GiveSignup can profitably enter the nonprofit technology market at scale because RunSignup’s existing customer base of 9,000 nonprofits reduces rivalry threat, RunSignup’s mature platform lets GiveSignup leapfrog high barriers to entry, and a unique business model minimizes buyer power while exploiting complementors. First and foremost, GiveSignup enters the market with a customer base of 9,000 nonprofits that trust the brand and already have a payment account on the platform, making it easy to cross-sell new features as well as collect feedback from established customer relationships to inform product development. This leads to low customer acquisition costs and a strong product offering, reducing high rivalry and optimizing profitability. In addition, GiveSignup leverages RunSignup’s mature platform, payments system, and architecture, which significantly lowers R&D costs and leapfrogs the tens of years it takes to build a competitive product offering. Furthermore, GiveSignup’s business model is high-volume transactions with a very long tail so that no single customer represents a meaningful percentage of the business, resulting in low buyer power. This is reinforced by an open contract that lets customers leave at any time and prioritization of product development based on aggregate needs rather than the desires of a single customer. Finally, one of the most important philosophies as well as technologies of GiveSignup is an open platform and specifically an open API, which leverages complementary products like CRMs as a competitive advantage rather than a rival.

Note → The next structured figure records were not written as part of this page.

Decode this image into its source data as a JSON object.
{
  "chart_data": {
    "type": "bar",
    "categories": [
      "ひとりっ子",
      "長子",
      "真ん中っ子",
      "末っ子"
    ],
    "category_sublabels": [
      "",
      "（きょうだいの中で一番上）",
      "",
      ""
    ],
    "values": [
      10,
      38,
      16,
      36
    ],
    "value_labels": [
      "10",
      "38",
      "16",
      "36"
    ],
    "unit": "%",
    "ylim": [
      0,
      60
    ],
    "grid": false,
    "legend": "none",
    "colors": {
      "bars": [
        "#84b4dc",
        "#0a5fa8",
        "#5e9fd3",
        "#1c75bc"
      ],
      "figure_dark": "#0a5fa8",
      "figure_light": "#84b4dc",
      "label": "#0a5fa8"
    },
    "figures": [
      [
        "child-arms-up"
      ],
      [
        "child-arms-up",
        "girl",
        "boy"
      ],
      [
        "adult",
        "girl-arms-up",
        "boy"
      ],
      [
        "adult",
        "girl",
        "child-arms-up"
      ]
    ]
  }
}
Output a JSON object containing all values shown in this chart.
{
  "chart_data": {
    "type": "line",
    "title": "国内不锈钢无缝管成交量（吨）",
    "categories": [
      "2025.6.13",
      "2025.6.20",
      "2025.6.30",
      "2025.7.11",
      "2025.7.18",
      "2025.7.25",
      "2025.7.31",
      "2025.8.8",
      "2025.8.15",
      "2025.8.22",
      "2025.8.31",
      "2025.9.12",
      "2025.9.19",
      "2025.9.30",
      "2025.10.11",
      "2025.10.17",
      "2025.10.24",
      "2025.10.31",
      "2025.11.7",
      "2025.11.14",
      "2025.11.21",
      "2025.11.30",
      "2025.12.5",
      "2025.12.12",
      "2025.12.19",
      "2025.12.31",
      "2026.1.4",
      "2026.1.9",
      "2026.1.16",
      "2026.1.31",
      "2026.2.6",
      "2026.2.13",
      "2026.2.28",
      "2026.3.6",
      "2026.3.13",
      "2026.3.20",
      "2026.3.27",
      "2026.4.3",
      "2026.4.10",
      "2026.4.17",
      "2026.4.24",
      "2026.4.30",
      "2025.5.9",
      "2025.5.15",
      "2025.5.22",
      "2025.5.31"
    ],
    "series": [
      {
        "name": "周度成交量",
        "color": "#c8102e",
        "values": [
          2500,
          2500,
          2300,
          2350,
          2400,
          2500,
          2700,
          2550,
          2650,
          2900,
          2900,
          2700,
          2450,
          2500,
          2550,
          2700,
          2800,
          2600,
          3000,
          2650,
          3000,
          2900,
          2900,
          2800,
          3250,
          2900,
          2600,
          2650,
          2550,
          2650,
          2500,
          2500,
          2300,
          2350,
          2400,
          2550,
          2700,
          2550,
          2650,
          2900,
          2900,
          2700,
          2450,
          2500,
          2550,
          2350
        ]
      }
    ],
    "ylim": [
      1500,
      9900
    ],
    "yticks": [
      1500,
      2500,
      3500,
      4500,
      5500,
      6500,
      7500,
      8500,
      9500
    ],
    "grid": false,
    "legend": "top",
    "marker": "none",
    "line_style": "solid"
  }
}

GiveSignup has a significant advantage in generating willingness to pay (WTP) because of consistent new feature releases that help nonprofits generate revenue. When COVID hit, GiveSignup quickly developed and released a new virtual challenge platform that enabled nonprofits to raise money despite canceled in-person events. This led to a 50% increase in donation volume and a 30% increase in new nonprofit payment accounts set up on the platform in April-September 2020 compared to 2019. In addition to confidence in GiveSignup’s ability to innovate and create purpose-built features, nonprofits’ trust in RunSignup’s secure platform, on-time payments, and customer service is a significant driver of WTP for new GiveSignup features. Furthermore, the only cost to use GiveSignup is transaction-based processing fees that can be passed to the donor/participant. This pricing model lowers nonprofits’ costs and increases WTP.

While GiveSignup has its own team of developers, salespeople, and support, the company has a connected and highly efficient delivery model for development, marketing and sales, and customer service that lowers overall costs. Complementarities are ingrained in the overall activity system, with a single SaaS platform that makes it easy for developers to release new features and for nonprofits to use the technology with no costly human interaction. GiveSignup is a recurring revenue SaaS business that depends on a low CAC to high LTV ratio. The platform’s ease of use and purpose-built features combined with no onboarding or subscription costs drive a high transaction volume. Cross-selling new GiveSignup features to 9,000 RunSignup nonprofit customers lowers CAC with warm leads and low sales overhead, and increases LTV as nonprofits process more transactions through ticketed events, donations, and campaigns. This drives GiveSignup’s costs down as they are spread across a higher volume of revenue.

GiveSignup increases RunSignup’s interactions with nonprofit customers from one or several endurance fundraisers per year to many events, donations, and campaigns, which generates more revenue while fixed costs remain constant and sales, marketing, and development costs become more efficient, resulting in more profit. Ultimately, RunSignup needs a strategy that lets the company grow beyond the small endurance market while maintaining its competitive advantage, and GiveSignup needs RunSignup’s mature platform and unique business model to enter a competitive industry. Built on a technology stack that’s not only highly scalable and efficient but also unique and complex from solving thousands of customers’ issues, GiveSignup has an inimitable platform and a long-term sustainable competitive advantage in a competitive market with high barriers to entry.